Serial software entrepreneur, writer, French to English translator, mother, and lover of: books, travel, history, cultures, art, cooking, fitness, nature.

10 Comments

  1. Considering the size of the ocean, I would think that damage from bumping into floating debris is a very remote possibility. Yet apparently it happens all the time. Another reason I am not disappointed in never having graduated beyond the little eleven foot Sea Snark on which I first learned to sail.

    • I know. I was shocked by the number of boats that experienced this problem. Some of the containers inevitably must sink so they’re hitting the fraction that are left floating!? Thanks for stopping by Jim.
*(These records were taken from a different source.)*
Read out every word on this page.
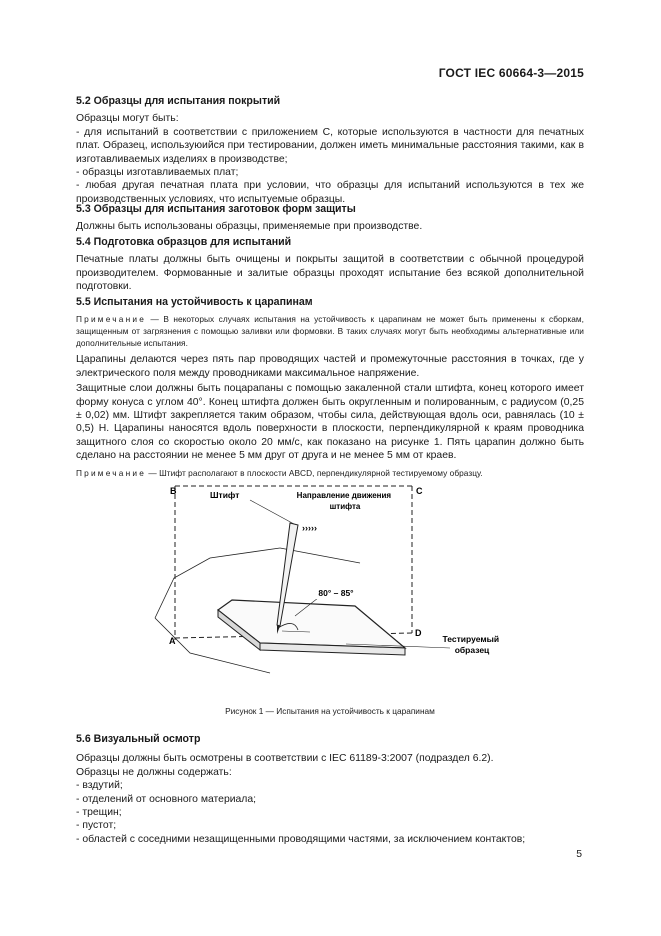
ГОСТ IEC 60664-3—2015

5.2 Образцы для испытания покрытий

Образцы могут быть:

- для испытаний в соответствии с приложением С, которые используются в частности для печатных плат. Образец, используюийся при тестировании, должен иметь минимальные расстояния такими, как в изготавливаемых изделиях в производстве;

- образцы изготавливаемых плат;

- любая другая печатная плата при условии, что образцы для испытаний используются в тех же производственных условиях, что испытуемые образцы.

5.3 Образцы для испытания заготовок форм защиты

Должны быть использованы образцы, применяемые при производстве.

5.4 Подготовка образцов для испытаний

Печатные платы должны быть очищены и покрыты защитой в соответствии с обычной процедурой производителем. Формованные и залитые образцы проходят испытание без всякой дополнительной подготовки.

5.5 Испытания на устойчивость к царапинам

Примечание — В некоторых случаях испытания на устойчивость к царапинам не может быть применены к сборкам, защищенным от загрязнения с помощью заливки или формовки. В таких случаях могут быть необходимы альтернативные или дополнительные испытания.

Царапины делаются через пять пар проводящих частей и промежуточные расстояния в точках, где у электрического поля между проводниками максимальное напряжение.

Защитные слои должны быть поцарапаны с помощью закаленной стали штифта, конец которого имеет форму конуса с углом 40°. Конец штифта должен быть округленным и полированным, с радиусом (0,25 ± 0,02) мм. Штифт закрепляется таким образом, чтобы сила, действующая вдоль оси, равнялась (10 ± 0,5) Н. Царапины наносятся вдоль поверхности в плоскости, перпендикулярной к краям проводника защитного слоя со скоростью около 20 мм/с, как показано на рисунке 1. Пять царапин должно быть сделано на расстоянии не менее 5 мм друг от друга и не менее 5 мм от краев.

Примечание — Штифт располагают в плоскости ABCD, перпендикулярной тестируемому образцу.

B	C
A
D
80° – 85°
Штифт
›››››
Направление движения штифта
Тестируемый образец
Рисунок 1 — Испытания на устойчивость к царапинам

5.6 Визуальный осмотр

Образцы должны быть осмотрены в соответствии с IEC 61189-3:2007 (подраздел 6.2).

Образцы не должны содержать:

- вздутий;

- отделений от основного материала;

- трещин;

- пустот;

- областей с соседними незащищенными проводящими частями, за исключением контактов;

5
  2. This takes guts. Since most of the course is basically a circumnavigation of Antarctica, I immediately thought of the Colossal Squid (larger relative of the Giant Squid, big enough to gulp down a human like a between-meal snack). Didn’t know that about loose shipping containers, though. Still, large-scale trans-oceanic trade has been going on since the early Middle Ages, so it’s not surprising if a fair amount of lost junk has accumulated.

    I hope that 6-year-old kid does OK. He’ll be going through a tough time too, and he didn’t get to make a choice about it.

    • Yeah, it truly is for the courageous. I never thought about a colossal squid. Yikes.

      w.r.t. the 6-yr old, I imagine he’s pretty accustomed to parental absences as these sailors enter multiple events throughout the year. Hopefully, he has some wonderful grandparents that look after him.

  3. Carol, this is just the best account of the Vendée Globe that I have read. Love your humor and your deep research at the same time. This race has never been so clear to me.Je vais essayer de partager avec nos participants. Un détail amusant: les Sables d’Olonne est la ville où nous allions en vacances avec ma famille. Merci beaucoup

  4. Whew; I am exhausted simply imagining this effort and all it entails. You have widened my world this morning, Carol, and I thank you for it. Fascinating!

    I was also thinking about that 6-year-old boy. We must assume he’s being well-cared for. And I imagine he’ll be getting his little sea legs quite soon.

    This post reminded me how much bloggers miss who say ”I never read a post that’s longer than 500 words.” You wove a compelling story, and I was with you all the way.

    Merci beacoup (which pretty much exhausts my French)..

    • Thanks for stopping by Annie. I’m glad you enjoyed the post. FYI: as of today, Yannick Bestaven (one of the sailors who changed course to help Thomsen) is in first place. Jean Le Cam moved up to 4th. This does not include the hours that will be deducted from their final sailing time as a result of their detours.

  5. Blogging may be easier, but I’m pretty sure all the pinched neck nerves I’m hearing about relate to Covid and too much screen time. Feel better soon!